7 Februari 2020
De eerste vrijdag van de maand was voor veel obligatiehandelaren een verplichte werkdag. De werkloosheidscijfers waren immers de belangrijkste van de maand.
‘s-Ochtends vroeg om 8.30u op Wall Street staarden de handelaren naar het schermen waar het bureau voor statistiek van de werkgelegenheid met de cijfers kwam. De voorspellingen over het aantal nieuwe banen werd tot op een duizendtal ingeschat. Week het maar iets af dan konden de koersen van obligaties en die van valuta’s fors fluctueren. Dat de cijfers een maand of soms twee later werden bijgesteld was niet van belang.

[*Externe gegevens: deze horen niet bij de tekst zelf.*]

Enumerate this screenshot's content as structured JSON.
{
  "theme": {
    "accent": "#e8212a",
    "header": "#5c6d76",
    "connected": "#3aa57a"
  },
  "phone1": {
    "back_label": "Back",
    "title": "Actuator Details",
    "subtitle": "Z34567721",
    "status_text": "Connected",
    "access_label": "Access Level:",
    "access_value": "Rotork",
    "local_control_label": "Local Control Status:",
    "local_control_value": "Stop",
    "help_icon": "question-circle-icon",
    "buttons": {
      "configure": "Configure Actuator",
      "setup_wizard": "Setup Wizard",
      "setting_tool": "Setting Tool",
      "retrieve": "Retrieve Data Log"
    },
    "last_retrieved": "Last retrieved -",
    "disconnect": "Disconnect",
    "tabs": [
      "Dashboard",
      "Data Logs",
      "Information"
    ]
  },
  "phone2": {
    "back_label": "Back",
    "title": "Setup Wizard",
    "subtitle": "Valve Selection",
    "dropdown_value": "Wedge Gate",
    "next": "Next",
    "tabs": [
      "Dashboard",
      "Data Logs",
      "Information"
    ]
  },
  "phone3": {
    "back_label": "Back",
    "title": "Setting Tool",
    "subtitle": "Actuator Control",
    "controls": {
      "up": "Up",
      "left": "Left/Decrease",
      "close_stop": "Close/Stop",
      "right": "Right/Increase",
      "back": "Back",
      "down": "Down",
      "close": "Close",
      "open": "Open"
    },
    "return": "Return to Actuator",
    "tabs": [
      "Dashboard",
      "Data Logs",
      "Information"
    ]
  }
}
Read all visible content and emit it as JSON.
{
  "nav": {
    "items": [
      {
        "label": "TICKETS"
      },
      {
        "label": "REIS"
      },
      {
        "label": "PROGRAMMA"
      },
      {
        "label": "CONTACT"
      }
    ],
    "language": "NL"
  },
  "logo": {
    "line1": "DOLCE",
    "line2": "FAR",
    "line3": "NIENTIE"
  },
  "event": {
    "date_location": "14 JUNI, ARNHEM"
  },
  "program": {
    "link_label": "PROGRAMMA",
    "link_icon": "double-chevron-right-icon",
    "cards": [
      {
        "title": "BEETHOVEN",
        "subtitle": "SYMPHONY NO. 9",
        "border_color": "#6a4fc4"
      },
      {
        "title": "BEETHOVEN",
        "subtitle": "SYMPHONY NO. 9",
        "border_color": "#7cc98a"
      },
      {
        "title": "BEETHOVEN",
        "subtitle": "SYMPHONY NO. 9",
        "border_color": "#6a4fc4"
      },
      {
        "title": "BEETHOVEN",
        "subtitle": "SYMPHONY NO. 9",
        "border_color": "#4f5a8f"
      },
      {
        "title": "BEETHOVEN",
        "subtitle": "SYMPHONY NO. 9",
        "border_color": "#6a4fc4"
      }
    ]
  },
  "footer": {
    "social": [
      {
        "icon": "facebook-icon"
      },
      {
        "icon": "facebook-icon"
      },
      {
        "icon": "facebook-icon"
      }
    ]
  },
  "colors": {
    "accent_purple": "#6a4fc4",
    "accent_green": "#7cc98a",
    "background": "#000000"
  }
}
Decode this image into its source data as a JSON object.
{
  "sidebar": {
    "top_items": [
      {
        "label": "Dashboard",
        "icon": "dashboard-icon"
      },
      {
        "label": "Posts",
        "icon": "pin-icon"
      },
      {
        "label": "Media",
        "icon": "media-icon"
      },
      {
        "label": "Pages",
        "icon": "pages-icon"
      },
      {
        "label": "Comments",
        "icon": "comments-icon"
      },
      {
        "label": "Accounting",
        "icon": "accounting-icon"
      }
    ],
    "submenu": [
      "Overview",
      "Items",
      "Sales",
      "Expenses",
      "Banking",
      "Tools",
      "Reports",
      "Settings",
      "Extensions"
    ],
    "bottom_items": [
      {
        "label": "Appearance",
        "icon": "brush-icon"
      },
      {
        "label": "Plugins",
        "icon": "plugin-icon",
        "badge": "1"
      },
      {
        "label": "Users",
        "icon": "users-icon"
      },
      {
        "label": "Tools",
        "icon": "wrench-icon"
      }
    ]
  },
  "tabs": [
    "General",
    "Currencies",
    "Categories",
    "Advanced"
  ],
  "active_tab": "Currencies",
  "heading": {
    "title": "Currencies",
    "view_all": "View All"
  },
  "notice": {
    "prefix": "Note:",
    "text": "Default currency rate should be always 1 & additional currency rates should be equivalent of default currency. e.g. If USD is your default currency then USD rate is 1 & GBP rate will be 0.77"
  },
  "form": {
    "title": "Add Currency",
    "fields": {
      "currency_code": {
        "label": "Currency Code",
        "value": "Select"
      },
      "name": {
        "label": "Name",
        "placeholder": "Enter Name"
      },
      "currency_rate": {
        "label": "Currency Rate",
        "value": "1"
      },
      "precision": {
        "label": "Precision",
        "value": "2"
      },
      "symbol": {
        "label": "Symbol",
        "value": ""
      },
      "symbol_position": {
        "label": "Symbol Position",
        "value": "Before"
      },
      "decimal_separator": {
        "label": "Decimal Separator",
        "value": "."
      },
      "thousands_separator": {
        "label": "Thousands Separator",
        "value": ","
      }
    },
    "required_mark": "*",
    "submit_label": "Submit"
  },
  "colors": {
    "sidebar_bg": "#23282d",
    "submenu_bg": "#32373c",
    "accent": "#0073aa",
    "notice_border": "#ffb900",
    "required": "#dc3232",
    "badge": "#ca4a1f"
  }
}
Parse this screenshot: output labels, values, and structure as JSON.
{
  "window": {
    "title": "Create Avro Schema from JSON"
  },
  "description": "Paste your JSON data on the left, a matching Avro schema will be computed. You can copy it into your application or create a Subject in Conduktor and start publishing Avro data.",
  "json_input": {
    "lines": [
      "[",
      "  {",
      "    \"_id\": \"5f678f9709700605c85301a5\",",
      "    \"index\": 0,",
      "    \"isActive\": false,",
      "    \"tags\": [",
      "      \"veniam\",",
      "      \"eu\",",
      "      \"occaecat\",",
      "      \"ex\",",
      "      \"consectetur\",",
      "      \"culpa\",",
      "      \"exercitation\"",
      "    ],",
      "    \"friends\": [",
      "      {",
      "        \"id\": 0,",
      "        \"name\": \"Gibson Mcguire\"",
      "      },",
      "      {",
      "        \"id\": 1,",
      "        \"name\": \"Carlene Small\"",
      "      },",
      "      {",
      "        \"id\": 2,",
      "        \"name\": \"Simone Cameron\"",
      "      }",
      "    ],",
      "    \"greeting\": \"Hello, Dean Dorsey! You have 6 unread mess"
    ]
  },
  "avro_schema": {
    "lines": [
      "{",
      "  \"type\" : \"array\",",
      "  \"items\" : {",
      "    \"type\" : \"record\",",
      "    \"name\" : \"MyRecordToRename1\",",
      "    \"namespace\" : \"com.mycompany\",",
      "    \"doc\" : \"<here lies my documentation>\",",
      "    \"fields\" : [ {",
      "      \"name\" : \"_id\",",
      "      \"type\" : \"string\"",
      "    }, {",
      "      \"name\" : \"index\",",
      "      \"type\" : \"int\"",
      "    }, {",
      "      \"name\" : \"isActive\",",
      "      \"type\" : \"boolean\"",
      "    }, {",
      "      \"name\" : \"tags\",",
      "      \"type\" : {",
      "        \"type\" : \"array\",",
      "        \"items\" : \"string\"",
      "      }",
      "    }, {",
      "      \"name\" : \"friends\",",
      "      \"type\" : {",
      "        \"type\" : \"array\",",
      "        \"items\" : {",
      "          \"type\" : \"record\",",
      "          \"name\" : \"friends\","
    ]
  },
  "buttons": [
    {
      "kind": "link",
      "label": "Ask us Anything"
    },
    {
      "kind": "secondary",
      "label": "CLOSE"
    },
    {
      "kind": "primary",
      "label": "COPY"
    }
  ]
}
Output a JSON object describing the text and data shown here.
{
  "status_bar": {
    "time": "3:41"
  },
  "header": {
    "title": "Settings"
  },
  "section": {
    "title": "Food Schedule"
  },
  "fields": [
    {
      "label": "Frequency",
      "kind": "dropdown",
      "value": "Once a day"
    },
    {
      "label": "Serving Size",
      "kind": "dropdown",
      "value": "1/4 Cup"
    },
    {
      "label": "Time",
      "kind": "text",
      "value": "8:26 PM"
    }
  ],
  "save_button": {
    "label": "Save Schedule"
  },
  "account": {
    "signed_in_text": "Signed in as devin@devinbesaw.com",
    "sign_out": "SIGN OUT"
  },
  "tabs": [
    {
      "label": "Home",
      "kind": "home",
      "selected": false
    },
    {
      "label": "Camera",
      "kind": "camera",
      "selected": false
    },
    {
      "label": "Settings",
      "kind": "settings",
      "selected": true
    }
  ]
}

De overdreven aandacht voor een enkel economisch cijfer komt wel vaker voor in de financiële wereld. Het is immers een cijfer dat vlak voor het weekeinde komt. En de meeste handelaren willen niet met een verkeerde positie blijven zitten tijdens die dagen waarin er geen handel mogelijk is. In de jaren tachtig van de vorige eeuw was er ook een obsessie voor cijfers, bijvoorbeeld de M1. Dit gaf de geldhoeveelheid aan waaruit handelaren konden afleiden of inflatie een probleem is en of de centrale bank (FED) de rente verder zou verhogen. Die cijfers kwamen ook op vrijdag. De FED besloot om de markten minder hectisch te maken deze te verplaatsen naar donderdag. De aandacht verdween snel voor deze cijfers en inmiddels wordt M1 niet meer gepubliceerd. Nu zal dat niet het lot zijn van de werkloosheidcijfers. Maar dat ze aan belang inboeten is wel duidelijk. Bewogen de koersen van 5-jarige staatsleningen in 2004 gemiddeld met 0,17%, rondom de cijfers in 2019 was dit slechts 0,04%. Er zit een zekere logische verklaring in. De cijfers worden gezien als inflatie indicator. Volgens de klassieke theorie zal inflatie stijgen als de werkloosheid daalt omdat het tekort aan arbeidskrachten zorgt voor hogere lonen. Maar in de praktijk blijkt dat niet zo te zijn. De werkloosheid is op historisch lage niveaus en dat geldt ook voor de inflatie. Het uurloon, dat gelijktijdig met de werkloosheidcijfers wordt gepubliceerd, komt zelden boven de 0,4% per maand hoger uit. En na een dergelijke stijging is er de maand erop vaak weer een daling. Zo was het cijfer over december een stijging van 0,1%. Het jaarpercentage over 2019 was dan ook relatief gering met 2,9%. De FED zal dus haar beleid niet alleen baseren op de werkloosheidcijfers. Voor de monetaire beleidsmakers is het lastig. Strikt genomen zou de rente moeten worden verhoogd in een economie die sterk is. En volgens president Trump in zijn State of the Union is dat het geval. Maar tegelijkertijd zijn er genoeg redenen om de rente eventueel te verlagen. Tot voor kort was dat de mogelijke handelsoorlog die voor economische afzwakking zou kunnen zorgen. Nu is het de angst rondom het Coronavirus. Dit zal ervoor kunnen zorgen dat de groei in de Verenigde Staten gaat afzwakken doordat er te weinig halffabricaten komen uit China. Voorlopig lijkt het er niet op dat de FED iets gaat doen. Zeker met de verkiezingen over 9 maanden lijkt elke verandering een politieke daad. En daar wil een centrale bankier niet van beschuldigd worden.